La longue généalogie d’un conflit : comment l’affaire est arrivée devant la Cour de l’UE

Le dossier remonte à 2022, lorsque la Conferenza Stato-Regioni (l’organisme où l’État et les régions italiennes coordonnent les matières législatives) a approuvé un décret classant le chanvre parmi les plantes officinales, tout en limitant son utilisation à la fibre et aux graines. Cette mesure, introduite sous le gouvernement Draghi, semblait technique, mais elle est rapidement devenue le point de départ d’un contentieux.

Les principales associations du secteur, dont Canapa Sativa Italia, Federcanapa, Sardinia Cannabis et Resilienza Italia, ont contesté le décret devant le TAR Lazio (un tribunal administratif régional). Elles estimaient qu’aucune base scientifique ne justifiait l’interdiction des fleurs de cannabis sativa issues de variétés certifiées à faible teneur en THC.

En février 2023 le TAR leur a donné raison, annulant la partie du décret limitant l’usage de la plante et affirmant qu’un simple recours au principe de précaution ne peut suffire sans preuves scientifiques. Le tribunal s’est appuyé sur des précédents européens, notamment la décision Kanavape de 2020, qui reconnaissait que le CBD n’est pas un stupéfiant et que ses dérivés doivent pouvoir circuler librement dans l’Union.

Avec l’arrivée du gouvernement Meloni, les ministères de l’Agriculture, de l’Environnement et de la Santé ont fait appel, rouvrant un conflit qui s’était entre-temps complexifié. Un nouveau Décret Sécurité avait introduit une interdiction générale des inflorescences, les assimilant à des stupéfiants quelle que soit leur teneur en THC.

C’est dans ce climat que le Conseil d’État a examiné l’affaire, pour arriver finalement à une conclusion différente de celle recherchée par l’exécutif.

Les nœuds juridiques qui ont conduit le Conseil d’État à demander l’avis de l’Union

L’ordonnance du Conseil d’État expose une série d’incohérences qui ne peuvent être résolues sans l’intervention du droit européen.

Les juges partent d’un constat souvent ignoré dans le débat politique : le droit européen ne distingue pas les différentes parties de la plante de chanvre. Il ne sépare pas la fibre et les graines des feuilles et des inflorescences. Les variétés autorisées sont les mêmes et la limite de THC établie par la législation européenne s’applique à l’ensemble de la plante.

Cela soulève une première question centrale : une législation nationale peut-elle interdire l’usage et la commercialisation des inflorescences lorsqu’elles proviennent de variétés certifiées et respectent les seuils de THC fixés par l’Union ?

Le risque d’une violation des articles 34 et 36 du Traité sur le fonctionnement de l’Union européenne, qui garantissent la libre circulation des marchandises, est évident. Face à un THC qualifié d’« extrêmement faible », la justification de santé publique devient fragile et disproportionnée.

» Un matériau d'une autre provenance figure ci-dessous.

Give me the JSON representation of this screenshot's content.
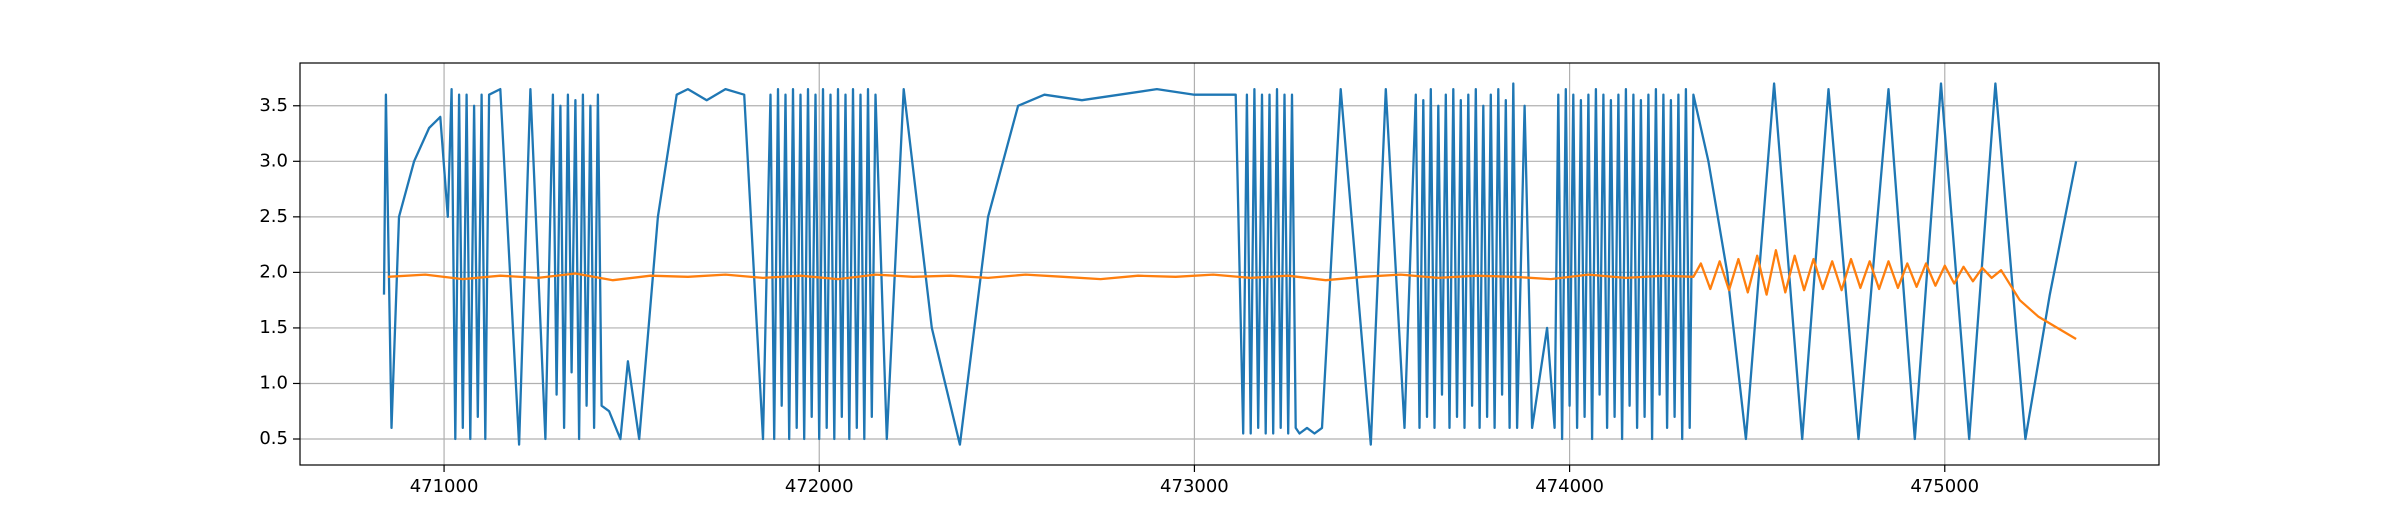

Le deuxième problème concerne le Testo Unico sugli Stupefacenti (la loi italienne sur les stupéfiants). En Italie, fleurs, feuilles, huiles et résines sont inscrites en tableau II sans aucun seuil.

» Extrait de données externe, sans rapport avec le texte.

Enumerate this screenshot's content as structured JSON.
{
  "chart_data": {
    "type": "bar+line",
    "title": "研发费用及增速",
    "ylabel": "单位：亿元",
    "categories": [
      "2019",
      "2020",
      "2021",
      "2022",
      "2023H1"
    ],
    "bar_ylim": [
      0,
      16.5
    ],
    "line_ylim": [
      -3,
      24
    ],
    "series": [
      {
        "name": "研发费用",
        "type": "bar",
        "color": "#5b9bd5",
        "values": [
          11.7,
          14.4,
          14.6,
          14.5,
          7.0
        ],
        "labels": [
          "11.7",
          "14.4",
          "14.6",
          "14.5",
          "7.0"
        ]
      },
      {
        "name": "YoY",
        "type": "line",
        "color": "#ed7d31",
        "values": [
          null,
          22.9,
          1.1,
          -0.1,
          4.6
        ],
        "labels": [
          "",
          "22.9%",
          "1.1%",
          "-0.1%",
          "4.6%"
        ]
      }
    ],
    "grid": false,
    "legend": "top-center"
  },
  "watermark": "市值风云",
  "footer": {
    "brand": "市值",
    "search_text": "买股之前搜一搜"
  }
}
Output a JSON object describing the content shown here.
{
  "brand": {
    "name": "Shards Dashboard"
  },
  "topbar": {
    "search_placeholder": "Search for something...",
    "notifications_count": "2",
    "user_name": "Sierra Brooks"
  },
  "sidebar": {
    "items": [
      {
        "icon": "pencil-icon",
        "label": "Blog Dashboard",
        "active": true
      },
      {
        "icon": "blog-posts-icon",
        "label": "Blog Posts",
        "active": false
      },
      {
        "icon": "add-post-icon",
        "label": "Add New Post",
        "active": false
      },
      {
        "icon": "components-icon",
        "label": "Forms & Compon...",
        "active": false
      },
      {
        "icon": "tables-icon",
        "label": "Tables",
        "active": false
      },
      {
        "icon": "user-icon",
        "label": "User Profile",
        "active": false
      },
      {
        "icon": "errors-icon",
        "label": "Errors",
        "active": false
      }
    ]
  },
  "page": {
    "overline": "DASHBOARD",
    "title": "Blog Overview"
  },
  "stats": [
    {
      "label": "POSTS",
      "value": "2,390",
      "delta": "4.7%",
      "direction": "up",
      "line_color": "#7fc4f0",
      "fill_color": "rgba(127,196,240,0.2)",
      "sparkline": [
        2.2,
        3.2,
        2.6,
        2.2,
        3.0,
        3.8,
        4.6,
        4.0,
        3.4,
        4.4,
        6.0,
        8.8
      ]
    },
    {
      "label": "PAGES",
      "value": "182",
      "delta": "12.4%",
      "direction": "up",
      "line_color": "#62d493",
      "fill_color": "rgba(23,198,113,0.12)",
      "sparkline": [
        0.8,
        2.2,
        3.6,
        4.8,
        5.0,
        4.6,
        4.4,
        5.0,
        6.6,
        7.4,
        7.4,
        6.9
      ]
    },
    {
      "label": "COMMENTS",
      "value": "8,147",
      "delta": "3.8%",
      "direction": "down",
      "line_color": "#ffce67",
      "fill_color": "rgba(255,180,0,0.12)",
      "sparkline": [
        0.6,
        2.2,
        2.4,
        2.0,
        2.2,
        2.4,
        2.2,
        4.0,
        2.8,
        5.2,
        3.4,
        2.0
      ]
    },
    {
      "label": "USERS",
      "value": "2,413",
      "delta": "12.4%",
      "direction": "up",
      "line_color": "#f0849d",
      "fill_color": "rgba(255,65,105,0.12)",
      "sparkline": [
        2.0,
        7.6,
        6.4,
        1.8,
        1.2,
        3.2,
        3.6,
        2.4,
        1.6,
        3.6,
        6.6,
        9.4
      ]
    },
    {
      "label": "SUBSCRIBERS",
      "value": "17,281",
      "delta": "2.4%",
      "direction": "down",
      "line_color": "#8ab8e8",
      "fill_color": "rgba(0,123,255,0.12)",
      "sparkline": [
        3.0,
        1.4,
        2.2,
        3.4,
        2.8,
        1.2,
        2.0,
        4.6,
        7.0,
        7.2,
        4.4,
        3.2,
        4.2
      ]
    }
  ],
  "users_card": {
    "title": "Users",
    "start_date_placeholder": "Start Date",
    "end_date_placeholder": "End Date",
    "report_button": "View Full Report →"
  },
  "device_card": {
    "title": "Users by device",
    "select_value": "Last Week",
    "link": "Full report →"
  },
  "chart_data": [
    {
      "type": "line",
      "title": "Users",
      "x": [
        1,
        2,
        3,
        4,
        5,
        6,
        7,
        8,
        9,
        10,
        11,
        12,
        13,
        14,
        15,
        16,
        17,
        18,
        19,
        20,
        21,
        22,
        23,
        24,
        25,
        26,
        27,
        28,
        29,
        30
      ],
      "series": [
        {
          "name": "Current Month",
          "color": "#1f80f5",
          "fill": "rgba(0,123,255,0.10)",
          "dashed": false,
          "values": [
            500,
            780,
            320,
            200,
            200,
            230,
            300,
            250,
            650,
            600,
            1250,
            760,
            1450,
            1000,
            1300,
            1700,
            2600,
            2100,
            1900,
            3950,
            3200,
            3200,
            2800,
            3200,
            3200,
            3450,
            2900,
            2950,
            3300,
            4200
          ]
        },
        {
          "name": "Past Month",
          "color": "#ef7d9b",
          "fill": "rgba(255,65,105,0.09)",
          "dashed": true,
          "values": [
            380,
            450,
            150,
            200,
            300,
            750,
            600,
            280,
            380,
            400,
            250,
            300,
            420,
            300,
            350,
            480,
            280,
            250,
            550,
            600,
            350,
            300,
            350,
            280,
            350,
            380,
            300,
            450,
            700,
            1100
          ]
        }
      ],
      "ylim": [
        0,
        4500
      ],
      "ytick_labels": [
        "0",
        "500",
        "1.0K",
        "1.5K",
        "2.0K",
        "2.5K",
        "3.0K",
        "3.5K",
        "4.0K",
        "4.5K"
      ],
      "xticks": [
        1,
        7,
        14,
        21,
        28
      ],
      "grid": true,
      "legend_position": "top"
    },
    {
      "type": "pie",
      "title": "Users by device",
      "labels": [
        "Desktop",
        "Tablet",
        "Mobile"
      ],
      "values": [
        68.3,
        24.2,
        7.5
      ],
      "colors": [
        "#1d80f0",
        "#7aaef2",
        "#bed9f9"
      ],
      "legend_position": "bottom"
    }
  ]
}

Une classification aussi absolue entre en tension avec la Politique agricole commune, avec les règles européennes de concurrence et avec les décisions de la Cour de justice affirmant que le CBD n’est pas une substance psychotrope. Cette superposition du droit agricole et du droit pénal est au cœur du blocage actuel, qui se retrouve désormais entre les mains de la Cour de justice.

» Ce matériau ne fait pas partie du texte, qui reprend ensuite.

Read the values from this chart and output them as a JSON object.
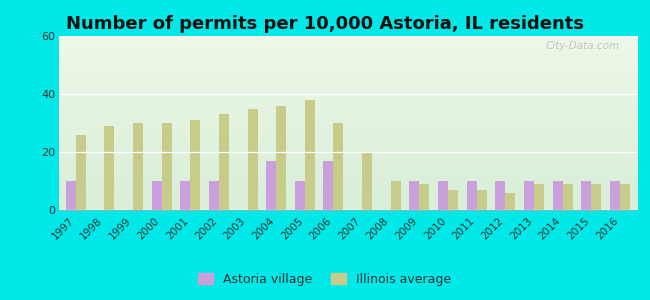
{
  "title": "Number of permits per 10,000 Astoria, IL residents",
  "years": [
    1997,
    1998,
    1999,
    2000,
    2001,
    2002,
    2003,
    2004,
    2005,
    2006,
    2007,
    2008,
    2009,
    2010,
    2011,
    2012,
    2013,
    2014,
    2015,
    2016
  ],
  "astoria": [
    10,
    0,
    0,
    10,
    10,
    10,
    0,
    17,
    10,
    17,
    0,
    0,
    10,
    10,
    10,
    10,
    10,
    10,
    10,
    10
  ],
  "illinois": [
    26,
    29,
    30,
    30,
    31,
    33,
    35,
    36,
    38,
    30,
    20,
    10,
    9,
    7,
    7,
    6,
    9,
    9,
    9,
    9
  ],
  "astoria_color": "#c9a0dc",
  "illinois_color": "#c8cc8a",
  "bg_color": "#00e8e8",
  "plot_bg_start": "#eef8e8",
  "plot_bg_end": "#d8eed8",
  "ylabel_ticks": [
    0,
    20,
    40,
    60
  ],
  "ylim": [
    0,
    60
  ],
  "bar_width": 0.35,
  "legend_astoria": "Astoria village",
  "legend_illinois": "Illinois average",
  "title_fontsize": 13,
  "watermark": "City-Data.com"
}
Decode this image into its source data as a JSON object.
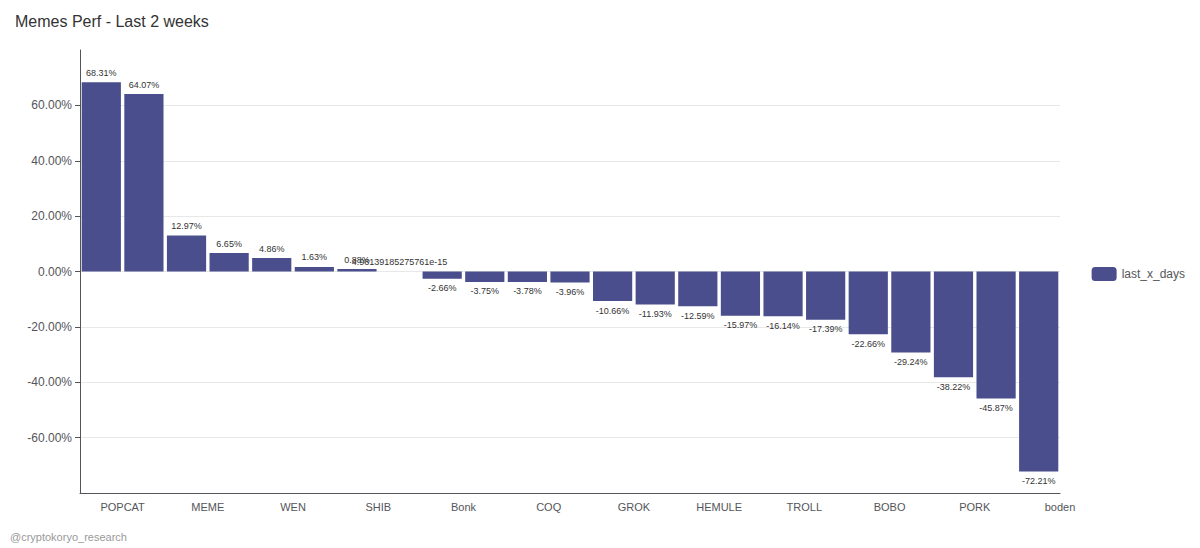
{
  "chart_data": {
    "type": "bar",
    "title": "Memes Perf - Last 2 weeks",
    "categories": [
      "POPCAT",
      null,
      "MEME",
      null,
      "WEN",
      null,
      "SHIB",
      null,
      "Bonk",
      null,
      "COQ",
      null,
      "GROK",
      null,
      "HEMULE",
      null,
      "TROLL",
      null,
      "BOBO",
      null,
      "PORK",
      null,
      "boden"
    ],
    "series": [
      {
        "name": "last_x_days",
        "color": "#4a4e8c",
        "values": [
          68.31,
          64.07,
          12.97,
          6.65,
          4.86,
          1.63,
          0.88,
          4.98139185275761e-15,
          -2.66,
          -3.75,
          -3.78,
          -3.96,
          -10.66,
          -11.93,
          -12.59,
          -15.97,
          -16.14,
          -17.39,
          -22.66,
          -29.24,
          -38.22,
          -45.87,
          -72.21
        ],
        "value_labels": [
          "68.31%",
          "64.07%",
          "12.97%",
          "6.65%",
          "4.86%",
          "1.63%",
          "0.88%",
          "4.98139185275761e-15",
          "-2.66%",
          "-3.75%",
          "-3.78%",
          "-3.96%",
          "-10.66%",
          "-11.93%",
          "-12.59%",
          "-15.97%",
          "-16.14%",
          "-17.39%",
          "-22.66%",
          "-29.24%",
          "-38.22%",
          "-45.87%",
          "-72.21%"
        ]
      }
    ],
    "ylim": [
      -80,
      80
    ],
    "yticks": [
      {
        "value": -60,
        "label": "-60.00%"
      },
      {
        "value": -40,
        "label": "-40.00%"
      },
      {
        "value": -20,
        "label": "-20.00%"
      },
      {
        "value": 0,
        "label": "0.00%"
      },
      {
        "value": 20,
        "label": "20.00%"
      },
      {
        "value": 40,
        "label": "40.00%"
      },
      {
        "value": 60,
        "label": "60.00%"
      }
    ],
    "grid": true,
    "legend": "right",
    "data_labels": true,
    "annotations": [
      "@cryptokoryo_research"
    ]
  }
}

Effets immédiats et scénarios possibles : ce qui change pour les entreprises et les tribunaux

La saisine de Luxembourg a un effet immédiat : elle suspend la procédure italienne.

Le Conseil d’État ne rendra pas de décision définitive tant que la Cour de justice n’aura pas fourni son interprétation. Mais les effets iront probablement plus loin. Les juridictions civiles, pénales et administratives pourraient elles aussi suspendre leurs affaires, en attendant la réponse liée à la compétence européenne.

Selon l’avocat Giacomo Bulleri, qui représente les associations requérantes, cette suspension pourrait déclencher un véritable effet domino. De nombreuses affaires pourraient être regroupées ou gelées, réduisant le risque de condamnations ou de saisies qui pourraient s’avérer infondées.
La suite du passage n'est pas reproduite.